Sunday, March 6, 2011

Review: The Irish Bride

The Irish BrideThe Irish Bride by Alexis Harrington

My rating: 3 of 5 stars


A novel of Irish immigrants illustrating Stephen Colbert's quip before the House Agriculture Committee: "My grandfather did not travel across 4,000 miles of the Atlantic Ocean to see this country overrun by immigrants. He did it because he killed a man back in Ireland." The hero of this book, an Irish peasant, accidentally kills the heroine's brother, a rent collector for an Evil Landlord. At the exact same time, the heroine (who is engaged to the hero's brother) smacks the Evil Landlord's Evil Son for attempting to rape her. Obviously they have to leave their village posthaste, buttheir relatives make sure they are married before they leave.

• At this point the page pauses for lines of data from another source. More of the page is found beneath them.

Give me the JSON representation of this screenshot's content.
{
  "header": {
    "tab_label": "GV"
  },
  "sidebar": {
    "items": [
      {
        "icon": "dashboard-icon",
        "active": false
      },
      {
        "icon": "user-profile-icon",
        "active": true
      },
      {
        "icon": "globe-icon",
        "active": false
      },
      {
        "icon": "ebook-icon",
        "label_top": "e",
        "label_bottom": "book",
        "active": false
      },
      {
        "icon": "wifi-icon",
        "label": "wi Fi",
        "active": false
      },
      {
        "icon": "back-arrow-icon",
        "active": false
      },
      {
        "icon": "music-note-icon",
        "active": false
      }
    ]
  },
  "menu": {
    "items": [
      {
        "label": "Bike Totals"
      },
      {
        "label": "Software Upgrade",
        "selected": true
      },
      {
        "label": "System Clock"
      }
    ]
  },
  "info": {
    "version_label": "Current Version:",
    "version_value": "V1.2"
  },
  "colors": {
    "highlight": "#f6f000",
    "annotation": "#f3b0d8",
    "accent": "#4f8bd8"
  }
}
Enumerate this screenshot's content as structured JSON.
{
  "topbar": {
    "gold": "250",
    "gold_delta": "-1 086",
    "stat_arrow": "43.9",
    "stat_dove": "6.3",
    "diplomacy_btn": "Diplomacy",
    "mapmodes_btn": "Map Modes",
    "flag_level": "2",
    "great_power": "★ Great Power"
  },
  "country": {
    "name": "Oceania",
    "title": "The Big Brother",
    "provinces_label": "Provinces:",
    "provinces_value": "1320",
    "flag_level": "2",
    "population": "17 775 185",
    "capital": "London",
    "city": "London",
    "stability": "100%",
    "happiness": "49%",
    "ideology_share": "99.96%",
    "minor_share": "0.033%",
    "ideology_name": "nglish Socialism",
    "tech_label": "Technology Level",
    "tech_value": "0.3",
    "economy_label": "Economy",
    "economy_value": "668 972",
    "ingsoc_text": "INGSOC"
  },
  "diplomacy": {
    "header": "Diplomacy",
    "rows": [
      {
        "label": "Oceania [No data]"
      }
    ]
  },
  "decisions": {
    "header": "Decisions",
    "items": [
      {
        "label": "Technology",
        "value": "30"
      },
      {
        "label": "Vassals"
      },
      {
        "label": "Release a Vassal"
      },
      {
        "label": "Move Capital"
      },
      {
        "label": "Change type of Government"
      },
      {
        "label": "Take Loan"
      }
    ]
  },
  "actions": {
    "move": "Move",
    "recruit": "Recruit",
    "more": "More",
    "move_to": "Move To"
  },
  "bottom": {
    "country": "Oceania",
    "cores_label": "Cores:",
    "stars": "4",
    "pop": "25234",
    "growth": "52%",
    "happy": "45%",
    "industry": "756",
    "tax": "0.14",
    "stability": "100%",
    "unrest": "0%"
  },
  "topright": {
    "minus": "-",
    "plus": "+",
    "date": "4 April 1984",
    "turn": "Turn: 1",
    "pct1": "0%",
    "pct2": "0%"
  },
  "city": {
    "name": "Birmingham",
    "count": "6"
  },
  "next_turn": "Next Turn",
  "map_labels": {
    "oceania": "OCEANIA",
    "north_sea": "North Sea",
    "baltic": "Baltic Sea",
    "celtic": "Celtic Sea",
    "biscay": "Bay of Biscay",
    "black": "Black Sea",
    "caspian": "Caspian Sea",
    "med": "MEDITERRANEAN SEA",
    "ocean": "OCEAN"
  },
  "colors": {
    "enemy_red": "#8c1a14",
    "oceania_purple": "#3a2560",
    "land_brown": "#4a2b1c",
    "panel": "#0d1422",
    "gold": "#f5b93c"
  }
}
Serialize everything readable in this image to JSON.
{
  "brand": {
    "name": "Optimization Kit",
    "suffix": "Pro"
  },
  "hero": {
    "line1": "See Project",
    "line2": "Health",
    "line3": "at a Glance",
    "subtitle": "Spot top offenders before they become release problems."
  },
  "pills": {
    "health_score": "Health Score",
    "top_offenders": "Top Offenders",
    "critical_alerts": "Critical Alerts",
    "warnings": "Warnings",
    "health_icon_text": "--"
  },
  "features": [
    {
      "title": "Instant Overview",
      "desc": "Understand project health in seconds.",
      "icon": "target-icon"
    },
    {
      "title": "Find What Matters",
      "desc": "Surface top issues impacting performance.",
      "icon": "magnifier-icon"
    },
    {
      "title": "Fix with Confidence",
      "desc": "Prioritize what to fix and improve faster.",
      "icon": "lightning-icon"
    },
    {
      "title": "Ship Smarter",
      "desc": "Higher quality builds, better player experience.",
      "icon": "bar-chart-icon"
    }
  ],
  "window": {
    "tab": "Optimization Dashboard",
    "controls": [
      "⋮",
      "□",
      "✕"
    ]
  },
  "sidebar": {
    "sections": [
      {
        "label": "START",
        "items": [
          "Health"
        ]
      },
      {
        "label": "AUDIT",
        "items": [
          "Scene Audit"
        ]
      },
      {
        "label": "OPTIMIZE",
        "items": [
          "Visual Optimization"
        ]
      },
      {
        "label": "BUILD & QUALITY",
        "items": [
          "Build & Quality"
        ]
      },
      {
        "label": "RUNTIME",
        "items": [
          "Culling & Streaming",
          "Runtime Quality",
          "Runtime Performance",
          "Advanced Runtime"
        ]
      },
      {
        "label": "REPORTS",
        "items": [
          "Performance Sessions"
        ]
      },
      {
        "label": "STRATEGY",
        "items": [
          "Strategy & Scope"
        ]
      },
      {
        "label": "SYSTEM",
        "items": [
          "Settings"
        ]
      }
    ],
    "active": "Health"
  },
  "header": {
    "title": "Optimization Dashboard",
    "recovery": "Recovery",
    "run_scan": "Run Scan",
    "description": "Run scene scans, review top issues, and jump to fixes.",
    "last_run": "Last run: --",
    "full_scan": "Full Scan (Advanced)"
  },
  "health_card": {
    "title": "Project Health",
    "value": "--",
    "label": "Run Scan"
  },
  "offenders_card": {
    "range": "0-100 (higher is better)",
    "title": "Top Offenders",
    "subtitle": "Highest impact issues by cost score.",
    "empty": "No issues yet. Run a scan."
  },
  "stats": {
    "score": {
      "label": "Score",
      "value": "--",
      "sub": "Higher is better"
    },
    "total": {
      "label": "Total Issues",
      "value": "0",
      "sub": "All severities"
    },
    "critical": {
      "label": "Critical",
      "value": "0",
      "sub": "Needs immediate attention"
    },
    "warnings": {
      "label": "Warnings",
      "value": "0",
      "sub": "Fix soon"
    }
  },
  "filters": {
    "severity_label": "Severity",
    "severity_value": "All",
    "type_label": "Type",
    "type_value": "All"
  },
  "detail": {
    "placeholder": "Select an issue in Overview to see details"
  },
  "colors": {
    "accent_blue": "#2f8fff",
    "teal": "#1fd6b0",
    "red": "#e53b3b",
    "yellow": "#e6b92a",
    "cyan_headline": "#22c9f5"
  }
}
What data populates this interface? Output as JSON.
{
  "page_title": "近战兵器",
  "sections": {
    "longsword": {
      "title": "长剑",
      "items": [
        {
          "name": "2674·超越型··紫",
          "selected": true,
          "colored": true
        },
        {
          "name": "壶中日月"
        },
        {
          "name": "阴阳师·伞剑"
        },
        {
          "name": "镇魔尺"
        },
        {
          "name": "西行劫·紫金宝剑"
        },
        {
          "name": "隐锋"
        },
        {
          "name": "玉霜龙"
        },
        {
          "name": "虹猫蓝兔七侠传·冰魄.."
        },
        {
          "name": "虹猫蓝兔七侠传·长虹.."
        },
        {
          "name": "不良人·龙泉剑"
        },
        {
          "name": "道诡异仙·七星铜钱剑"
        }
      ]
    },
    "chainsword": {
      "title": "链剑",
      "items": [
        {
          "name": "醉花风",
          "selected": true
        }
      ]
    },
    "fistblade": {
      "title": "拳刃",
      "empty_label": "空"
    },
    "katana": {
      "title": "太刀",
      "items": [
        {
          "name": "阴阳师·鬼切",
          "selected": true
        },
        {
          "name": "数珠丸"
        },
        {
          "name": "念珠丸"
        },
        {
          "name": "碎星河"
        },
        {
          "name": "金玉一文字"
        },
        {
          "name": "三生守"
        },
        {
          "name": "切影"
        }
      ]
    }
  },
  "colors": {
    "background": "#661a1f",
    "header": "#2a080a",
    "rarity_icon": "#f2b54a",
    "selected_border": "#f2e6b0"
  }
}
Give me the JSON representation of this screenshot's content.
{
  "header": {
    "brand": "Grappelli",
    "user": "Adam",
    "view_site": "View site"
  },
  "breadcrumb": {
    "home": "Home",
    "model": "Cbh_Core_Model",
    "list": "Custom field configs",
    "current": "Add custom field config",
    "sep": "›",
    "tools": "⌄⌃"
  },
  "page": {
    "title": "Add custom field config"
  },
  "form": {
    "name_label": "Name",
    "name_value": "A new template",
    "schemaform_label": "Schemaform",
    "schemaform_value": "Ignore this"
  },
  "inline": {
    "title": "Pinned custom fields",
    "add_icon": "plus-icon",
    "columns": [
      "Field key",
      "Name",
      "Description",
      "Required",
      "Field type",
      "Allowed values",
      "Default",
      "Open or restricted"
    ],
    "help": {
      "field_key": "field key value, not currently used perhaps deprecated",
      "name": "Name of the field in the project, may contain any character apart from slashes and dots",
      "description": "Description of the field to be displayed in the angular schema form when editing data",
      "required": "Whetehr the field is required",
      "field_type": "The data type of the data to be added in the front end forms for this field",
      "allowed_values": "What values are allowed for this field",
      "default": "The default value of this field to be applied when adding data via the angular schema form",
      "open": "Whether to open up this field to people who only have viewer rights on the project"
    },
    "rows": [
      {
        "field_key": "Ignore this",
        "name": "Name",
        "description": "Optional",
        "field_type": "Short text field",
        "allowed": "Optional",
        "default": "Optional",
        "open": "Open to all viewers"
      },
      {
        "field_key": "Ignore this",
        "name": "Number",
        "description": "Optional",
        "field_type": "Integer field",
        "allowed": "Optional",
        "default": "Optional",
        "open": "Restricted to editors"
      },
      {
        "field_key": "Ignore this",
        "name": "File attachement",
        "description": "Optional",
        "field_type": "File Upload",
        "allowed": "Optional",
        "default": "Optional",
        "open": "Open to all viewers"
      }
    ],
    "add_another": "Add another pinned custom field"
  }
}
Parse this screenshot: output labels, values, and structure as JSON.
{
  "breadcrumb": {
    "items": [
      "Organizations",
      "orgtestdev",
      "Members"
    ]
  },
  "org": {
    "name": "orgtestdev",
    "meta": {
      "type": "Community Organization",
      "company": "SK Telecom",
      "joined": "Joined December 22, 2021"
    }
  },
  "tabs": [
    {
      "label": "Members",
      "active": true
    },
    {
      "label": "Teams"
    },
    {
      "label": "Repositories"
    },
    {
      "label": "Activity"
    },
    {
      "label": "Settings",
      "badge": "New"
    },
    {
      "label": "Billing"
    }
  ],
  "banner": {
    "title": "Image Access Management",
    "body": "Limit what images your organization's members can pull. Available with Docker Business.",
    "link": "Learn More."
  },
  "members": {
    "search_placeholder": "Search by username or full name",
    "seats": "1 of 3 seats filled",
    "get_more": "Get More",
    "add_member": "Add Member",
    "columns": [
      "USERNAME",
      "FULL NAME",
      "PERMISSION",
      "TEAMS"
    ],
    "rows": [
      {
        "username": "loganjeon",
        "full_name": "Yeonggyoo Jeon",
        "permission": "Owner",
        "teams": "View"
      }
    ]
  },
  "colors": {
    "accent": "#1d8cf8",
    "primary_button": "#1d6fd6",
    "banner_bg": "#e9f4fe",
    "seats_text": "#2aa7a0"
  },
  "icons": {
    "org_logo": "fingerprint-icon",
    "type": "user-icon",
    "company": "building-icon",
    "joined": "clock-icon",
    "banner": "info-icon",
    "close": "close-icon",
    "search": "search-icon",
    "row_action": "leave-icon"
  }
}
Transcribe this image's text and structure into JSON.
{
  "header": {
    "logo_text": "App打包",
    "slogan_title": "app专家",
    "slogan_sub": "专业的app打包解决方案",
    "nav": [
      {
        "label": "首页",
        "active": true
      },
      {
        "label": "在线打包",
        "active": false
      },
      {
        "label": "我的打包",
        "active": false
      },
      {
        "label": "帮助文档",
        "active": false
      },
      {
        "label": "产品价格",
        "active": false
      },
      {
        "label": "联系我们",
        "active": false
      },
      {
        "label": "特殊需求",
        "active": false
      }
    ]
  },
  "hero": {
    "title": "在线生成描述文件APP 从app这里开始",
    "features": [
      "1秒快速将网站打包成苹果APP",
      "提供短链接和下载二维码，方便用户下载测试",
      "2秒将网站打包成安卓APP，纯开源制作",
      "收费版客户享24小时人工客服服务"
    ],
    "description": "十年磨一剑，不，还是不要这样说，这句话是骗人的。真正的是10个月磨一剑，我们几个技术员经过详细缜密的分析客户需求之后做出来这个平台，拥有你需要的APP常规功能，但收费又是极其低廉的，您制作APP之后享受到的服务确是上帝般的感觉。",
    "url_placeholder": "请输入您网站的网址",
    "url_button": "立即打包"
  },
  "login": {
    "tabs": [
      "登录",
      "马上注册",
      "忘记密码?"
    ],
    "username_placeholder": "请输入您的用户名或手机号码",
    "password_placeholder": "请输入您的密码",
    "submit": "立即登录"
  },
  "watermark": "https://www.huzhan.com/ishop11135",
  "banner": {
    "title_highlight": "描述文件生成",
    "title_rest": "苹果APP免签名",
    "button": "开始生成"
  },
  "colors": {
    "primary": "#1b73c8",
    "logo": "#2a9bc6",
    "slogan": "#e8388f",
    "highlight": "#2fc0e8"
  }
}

So they cross the ocean together (unpleasant), and travel west (unpleasant) to begin their new life together (more pleasant but also haunted by tragedy), they need to work through all the fraught brother stuff and tragedy stuff and also evade or defeat the Evil Landlord's Son (who must have nothing else to do for years on end and unlimited funds, because he remains in hot pursuit throughout the WHOLE BOOK). So in the end the only thing in the book that does not really leave me scratching my head is the hero's plot device mad card playing skillz, because, really, how else does a dirt poor Irish peasant afford to travel west and establish himself as a businessman? POKER, of course.

I usually like Harrington but this was far from her best. Yet the glimmering of a good book is hidden here somewhere under the vast plot improbabilities, and the characters themselves were likeable and well-developed--squeaking this book, barely, into 3 stars.